To conclude on a brighter note, I took Georgia to a free introductory class at The Little Gym last week, which she loved, and judging by the propaganda hanging in the lobby, 45 minutes of tumbling is guaranteed to solve all problems.  Happy days are here again! 

Poster at The Little Gym

Wednesday, September 7, 2011

Raise Your Hand if You're Ready for Some PRESCHOOL!

I am!

Not sure if the kids are, but I am really looking forward to:
a) everybody around here having more of a set routine;
b) each kid getting the age-appropriate activities and attention they deserve; and
c) not having to care for three children 24-7!  (I am allowed one selfish reason, right?)

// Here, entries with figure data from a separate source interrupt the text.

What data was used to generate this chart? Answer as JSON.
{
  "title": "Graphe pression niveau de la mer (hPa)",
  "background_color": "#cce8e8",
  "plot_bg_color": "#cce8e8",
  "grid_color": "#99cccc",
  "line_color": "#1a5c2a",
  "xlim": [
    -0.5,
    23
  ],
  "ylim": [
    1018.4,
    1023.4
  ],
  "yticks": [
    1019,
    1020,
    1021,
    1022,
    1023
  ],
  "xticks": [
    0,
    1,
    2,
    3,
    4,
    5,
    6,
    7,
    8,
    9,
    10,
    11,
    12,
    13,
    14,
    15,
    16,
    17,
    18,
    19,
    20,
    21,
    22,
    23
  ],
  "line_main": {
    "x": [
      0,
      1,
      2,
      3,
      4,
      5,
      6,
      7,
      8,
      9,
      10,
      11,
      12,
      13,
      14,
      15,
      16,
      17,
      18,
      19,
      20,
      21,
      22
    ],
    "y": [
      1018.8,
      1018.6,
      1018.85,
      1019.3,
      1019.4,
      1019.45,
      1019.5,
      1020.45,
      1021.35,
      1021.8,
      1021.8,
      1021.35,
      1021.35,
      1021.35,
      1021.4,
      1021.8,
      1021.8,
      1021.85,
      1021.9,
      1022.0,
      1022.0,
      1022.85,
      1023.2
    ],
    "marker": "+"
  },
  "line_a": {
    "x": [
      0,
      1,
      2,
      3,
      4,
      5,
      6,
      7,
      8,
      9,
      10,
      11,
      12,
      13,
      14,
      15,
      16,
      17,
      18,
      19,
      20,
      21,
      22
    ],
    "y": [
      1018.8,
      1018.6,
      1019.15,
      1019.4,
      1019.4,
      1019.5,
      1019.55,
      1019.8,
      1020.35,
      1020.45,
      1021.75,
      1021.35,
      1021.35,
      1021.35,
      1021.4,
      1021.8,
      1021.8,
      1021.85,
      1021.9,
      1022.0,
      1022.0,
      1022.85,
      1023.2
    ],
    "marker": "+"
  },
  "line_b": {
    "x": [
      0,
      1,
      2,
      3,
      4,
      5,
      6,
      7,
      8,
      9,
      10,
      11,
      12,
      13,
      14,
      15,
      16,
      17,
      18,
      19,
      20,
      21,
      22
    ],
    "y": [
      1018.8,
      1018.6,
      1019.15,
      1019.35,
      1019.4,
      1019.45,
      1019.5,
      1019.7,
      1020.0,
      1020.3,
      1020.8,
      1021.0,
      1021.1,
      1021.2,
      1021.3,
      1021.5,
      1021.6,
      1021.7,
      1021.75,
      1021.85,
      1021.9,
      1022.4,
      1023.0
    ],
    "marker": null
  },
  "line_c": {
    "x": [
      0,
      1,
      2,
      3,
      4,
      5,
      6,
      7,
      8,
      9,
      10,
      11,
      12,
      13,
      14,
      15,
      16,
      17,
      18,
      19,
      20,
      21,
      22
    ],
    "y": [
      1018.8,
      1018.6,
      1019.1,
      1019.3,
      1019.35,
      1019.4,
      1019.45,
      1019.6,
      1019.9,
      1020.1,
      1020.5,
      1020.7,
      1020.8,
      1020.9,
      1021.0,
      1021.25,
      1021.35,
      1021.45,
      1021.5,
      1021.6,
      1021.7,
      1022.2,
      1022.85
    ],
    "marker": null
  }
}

Georgia's first day is tomorrow.  A confession:  I have been getting really jealous lately of all the facebook updates and blog posts about the wonderful school experiences of everyone's super well-adjusted kids.  I can't help it.  School was such an uber-disaster for our family last fall that I think to myself that nobody appreciates how lucky they are, and how easy they have it.

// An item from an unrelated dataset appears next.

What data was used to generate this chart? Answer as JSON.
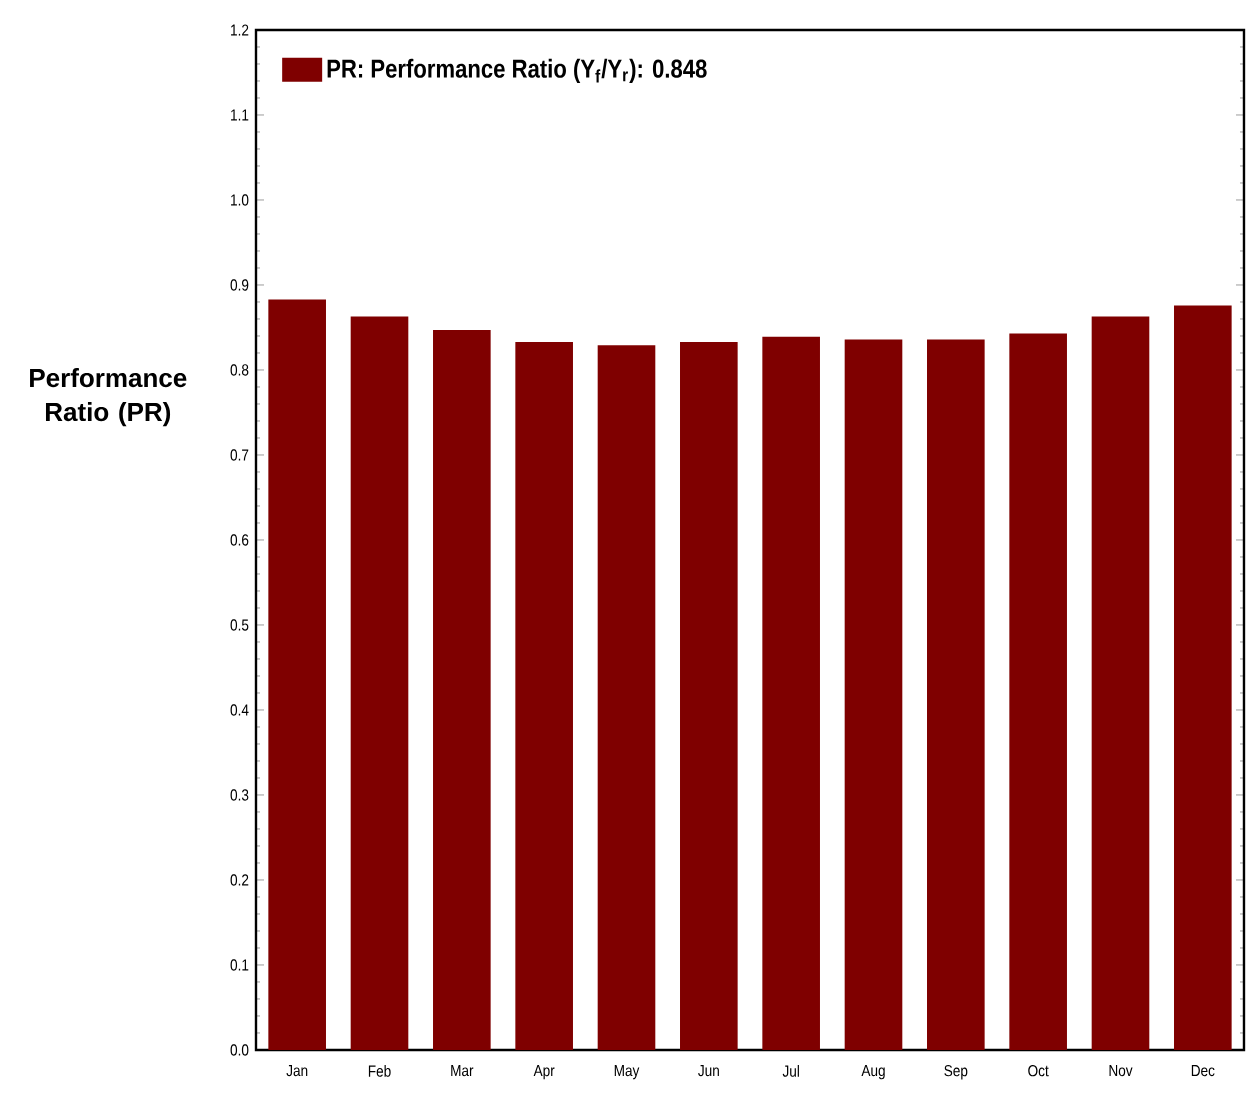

But enough of my pity-party, because we've all got our own challenges.  (And in the grand scheme of things, as stressful as it all seemed at the time, if I'm filing preschool dropout under "family uber disaster", well then I guess I've got a pretty posh life.)  I was (naively) optimistic about Georgia's first day of preschool last year, and I'm optimistic again this year.  She really has matured and changed a lot.  Also, last year's school was primarily selected for its proximity to our home, whereas this year's school was primarily selected for its ability to allow Georgia to phase into it slowly.  She started going to a mom and tot class there with me once a week last winter, and then did a three year old "transition" class that met once a week for a couple of hours this spring, and then again for a short session this July.  So the grand plan has been that when she shows up tomorrow, it won't feel so new, and she'll at least feel comfortable in the building and hopefully recognize a few faces.  But beyond that, she really is doing so much better these days anyway with her separation anxiety and at adjusting to new situations and people.  Fingers crossed for a happy report tomorrow!   

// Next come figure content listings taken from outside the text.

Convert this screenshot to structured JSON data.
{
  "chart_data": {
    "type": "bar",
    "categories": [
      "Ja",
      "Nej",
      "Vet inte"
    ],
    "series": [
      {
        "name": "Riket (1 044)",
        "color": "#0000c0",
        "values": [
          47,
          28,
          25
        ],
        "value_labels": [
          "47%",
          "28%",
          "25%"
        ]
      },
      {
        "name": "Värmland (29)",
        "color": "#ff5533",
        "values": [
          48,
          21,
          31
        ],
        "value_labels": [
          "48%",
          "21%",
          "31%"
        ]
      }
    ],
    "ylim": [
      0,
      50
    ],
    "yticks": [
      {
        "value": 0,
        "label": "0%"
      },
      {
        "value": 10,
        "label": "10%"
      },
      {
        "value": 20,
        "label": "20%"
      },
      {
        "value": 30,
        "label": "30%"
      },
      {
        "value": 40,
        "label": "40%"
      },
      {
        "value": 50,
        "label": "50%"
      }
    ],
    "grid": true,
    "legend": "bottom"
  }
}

The funny thing is that we tried to not make too big a deal out of the start of preschool this year, attempting to bill it as, "Oh, the next session of your school is starting," as if it were really just a continuation of what she had already been doing.  Well, she's no dummy, so between the new larger backpack, the new lunch bag, and everyone talking about "back to school", she's WAY keyed up for this.  Oh, and let's not forget the greatest thing of all:  the ballet slippers!  Her school requires everyone to take off their shoes and wear ballet slippers all day, I guess so that the floors stay clean and the kids clobber each other less.  So Saturday we picked up a pair of ballet shoes at Target and she has been infatuated ever since.  Wearing them to bed.  Refusing to go to the park because it would mean taking off the slippers.  Putting Joe's tube socks on over them just so that she can join us for dinner on the porch without taking off the ballet shoes.  She woke up yesterday morning with a big blister from having worn them 'round the clock with no socks.  The blister was a blessing in disguise, because it's the only thing that's made her relent and remove the slippers.  I was beginning to get worried that the biggest problem on her first day of school would not be saying goodbye to mom and dad, but changing into regular shoes for recess.  Oh well - we should be so lucky, right?
Slippers for School

One day when I get around to it I'll update the food allergy blog to share our experiences with this school on that front, but for now suffice it to say that they've said all the right things to make us feel comfortable and have been nothing but understanding, so we're feeling good about that.